Son visage était encore expressif. Ses yeux étaient baissés vers Aerith. Il l'avait regardé elle. Cloud tomba à genoux. Le bleu de son regard était extraordinaire. Mais la lueur avait disparu. Elle s'était envolée, et le vent l'avait emporté, elle et les fleurs de cerisiers. Cloud hocha négativement la tête. Il tendit les mains vers son visage.

Il entrouvrit les lèvres.

Il poussa un hurlement.

Ce cri déchirait l'air. Aucune silhouette ne sursauta. Personne. Personne, non. Ils ne dormaient pas.

Ils étaient morts.

Cloud, secoué par le chagrin, l'insupportable peine qu'il ressentait l'étranglait. Pris de sanglots étourdissants, il pleura son amour.

« Pourquoi ne suis-je pas parti ? Suis-je le seul fantôme de cette pièce ? Suis-je le damné de mes propres songes ? »

- Pourquoi ? hurla Cloud en secouant Zack.

« Réveille-toi. »

Nouveaux pleurs.

Lorsque Cloud accomplit l'effort surhumain de tenir sur ses deux jambes, il leva les yeux au ciel.

« Puisqu'aucun témoin vivant ne peut m'entendre, je t'implore, où que tu sois, entité suprême, désireuse de vie, jalouse de la mort. »

Il leva le bras vers le ciel.

« Tu m'as été volé… »

Cloud serra le poing.

« Je te vengerai. Je vengerai chacun d'entre vous. Je prendrai la vie de vos bourreaux, et je saurai serrer leurs cous. Ils mourront en votre nom, et votre gloire sera éternelle. »

- Je les tuerai tous, Zack.

Cloud s'approcha de la sortie. Le soleil était aveuglant. Il se protégea les yeux, brûlés par la souffrance. Il ne pouvait marcher droit. Il ne voyait plus rien. Il allait s'effondrer.

Lorsque Cloud quitta la campagne d'Edo, il prit le chemin opposé qui menait à la capitale. Il voulut s'enfuir. Lorsqu'il finit par tomber de fatigue, de jeunes paysannes vinrent l'aider. Il trouva refuge auprès d'une famille, à Yokohama.

Deux ans s'écoulèrent après le tragique massacre, dans un des nombreux sanctuaires de la campagne d'Edo.

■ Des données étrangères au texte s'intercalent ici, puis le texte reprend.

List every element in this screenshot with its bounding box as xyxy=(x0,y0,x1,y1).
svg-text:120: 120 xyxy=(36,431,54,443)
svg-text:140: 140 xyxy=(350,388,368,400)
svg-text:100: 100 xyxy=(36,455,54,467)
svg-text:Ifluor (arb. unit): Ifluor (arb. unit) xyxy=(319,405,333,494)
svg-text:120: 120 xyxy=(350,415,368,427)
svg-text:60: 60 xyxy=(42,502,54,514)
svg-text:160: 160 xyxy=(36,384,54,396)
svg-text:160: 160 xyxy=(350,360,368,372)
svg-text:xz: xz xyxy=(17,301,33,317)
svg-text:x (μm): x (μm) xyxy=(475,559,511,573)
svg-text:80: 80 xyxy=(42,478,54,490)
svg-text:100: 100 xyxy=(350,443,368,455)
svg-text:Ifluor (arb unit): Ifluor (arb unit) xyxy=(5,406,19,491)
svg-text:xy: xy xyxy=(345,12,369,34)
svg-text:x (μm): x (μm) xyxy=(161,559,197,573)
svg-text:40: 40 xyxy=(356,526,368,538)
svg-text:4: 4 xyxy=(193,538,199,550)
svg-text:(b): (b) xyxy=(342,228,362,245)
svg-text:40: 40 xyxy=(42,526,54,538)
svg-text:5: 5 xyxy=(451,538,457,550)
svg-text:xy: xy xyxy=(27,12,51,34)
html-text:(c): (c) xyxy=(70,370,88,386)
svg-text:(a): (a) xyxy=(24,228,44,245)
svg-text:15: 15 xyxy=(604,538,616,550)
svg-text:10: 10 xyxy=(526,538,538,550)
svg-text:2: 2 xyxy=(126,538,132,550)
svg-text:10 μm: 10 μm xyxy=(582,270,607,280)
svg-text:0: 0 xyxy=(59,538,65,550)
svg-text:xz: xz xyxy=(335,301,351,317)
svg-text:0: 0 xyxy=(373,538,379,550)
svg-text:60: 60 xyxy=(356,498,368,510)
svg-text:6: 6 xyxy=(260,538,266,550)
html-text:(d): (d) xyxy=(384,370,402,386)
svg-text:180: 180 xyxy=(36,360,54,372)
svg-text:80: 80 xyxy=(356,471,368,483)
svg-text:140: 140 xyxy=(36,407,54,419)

Note de fin de prologue : Voici ma nouvelle création. Pour ceux qui ne sauraient pas, j'ai passé un an à apprendre la langue japonaise, et l'histoire de ce magnifique pays. Le Japon médiéval est une source d'inspiration incroyable. C'est une ère grandiose, poétique, belle et cruelle à la fois. Une parfaite scène pour une fiction différente ! Alors, il est logique que vous vous posez la question « Mais où est donc Sephiroth, puisqu'il s'agit d'une fiction Sephicloud ? », soyez patient. Il y a beaucoup de Zacloud là-dedans aussi, alors j'espère que vous aimez ce couple. Un début très sombre, très triste, pour une fiction qui sera de toute manière placée sous le signe de la vengeance et de la mort. Je préfère prévenir…Quoiqu'il en soit, j'espère que vous me suivrez jusqu'au bout car je suis très motivé par cette histoire… Bien à vous, Hirako Fieldwar.